Se dio vuelta, los brazos hacia atrás con las manos juntas. Los alumnos fueron llegando
y acomodándose en sus tableros de dibujo, de manera silenciosa.
-Buenos días alumnos, dijo solemnemente.
-Buenos días Señor, respondieron con voz clara y fuerte.
En ese momento, una joven agitada y avergonzada se asomó al umbral de la puerta.
-Permiso Señor, disculpe.
Y cuando intentaba dar explicaciones, con el rostro enjuto y severo, el maestro le
respondió:
-Acomódese en su lugar.
Él no la miró. Ella, los pómulos enrojecidos, llegó hasta su banco con cautela, tratando
de no molestar.
El Sr. Flores escribió un título en el pizarrón. Al terminar giró sobre sus pies y clavó su
mirada en cada uno de los alumnos, con la pretensión de grabar sus rostros.
Recién entonces reparó en ella y un escalofrío recorrió su cuerpo. Su corazón latió
aceleradamente. Se preguntó: ¿Qué me pasa? Esto es absurdo. Miguel se concebía a sí
mismo como un hombre racional, incapaz de verse envuelto en esa situación
disparatada.
Ella, Manuela, con sus jóvenes dieciocho años, lo vio por primera vez. Rápidamente
bajó la cabeza y su melena ondeada cubrió la mitad de su rostro. Así permaneció,
cabizbaja, tomando notas hasta que sonó la campana.
Mientras salía del aula caminando despacio, con sus chatitas negras y su vestido azul
ultramar con la pollera acampanada, él la siguió con su mirada.
Ella, de espaldas, no podía dejar de pensar en los ojos fascinantes del Sr. Flores.

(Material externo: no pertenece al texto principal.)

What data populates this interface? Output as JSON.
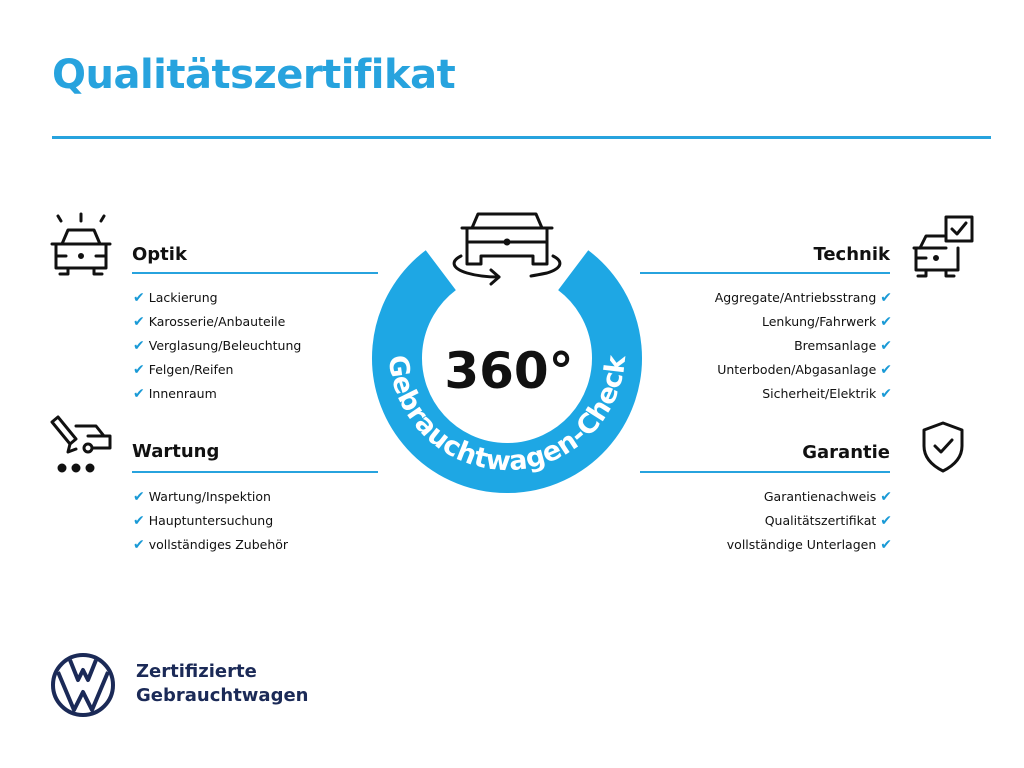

Ese día comenzaría una historia de amor que estuvo colmada de conflictos y
desencuentros.
Un amor epistolar, ternura y pasión escondidas entre las palabras de un encuentro
postergado.
En medio del ruido y el gentío de la gran ciudad, Manuela disimulaba las ansias de
volver a ver sus ojos, su mirada profunda.
Él, débil, aliviado por el aire puro de las sierras, sentía que la distancia que los separaba
era insoportable.
La fragancia de la peperina que se colaba en sus pulmones lo animó a escribirle y
pedirle casamiento. Ya habían pasado demasiados años de ausencia, debían vivir de
verdad ese amor que los consumía.
Al fin, Miguel escribió su carta sin saber que su muerte temprana troncaría sus deseos.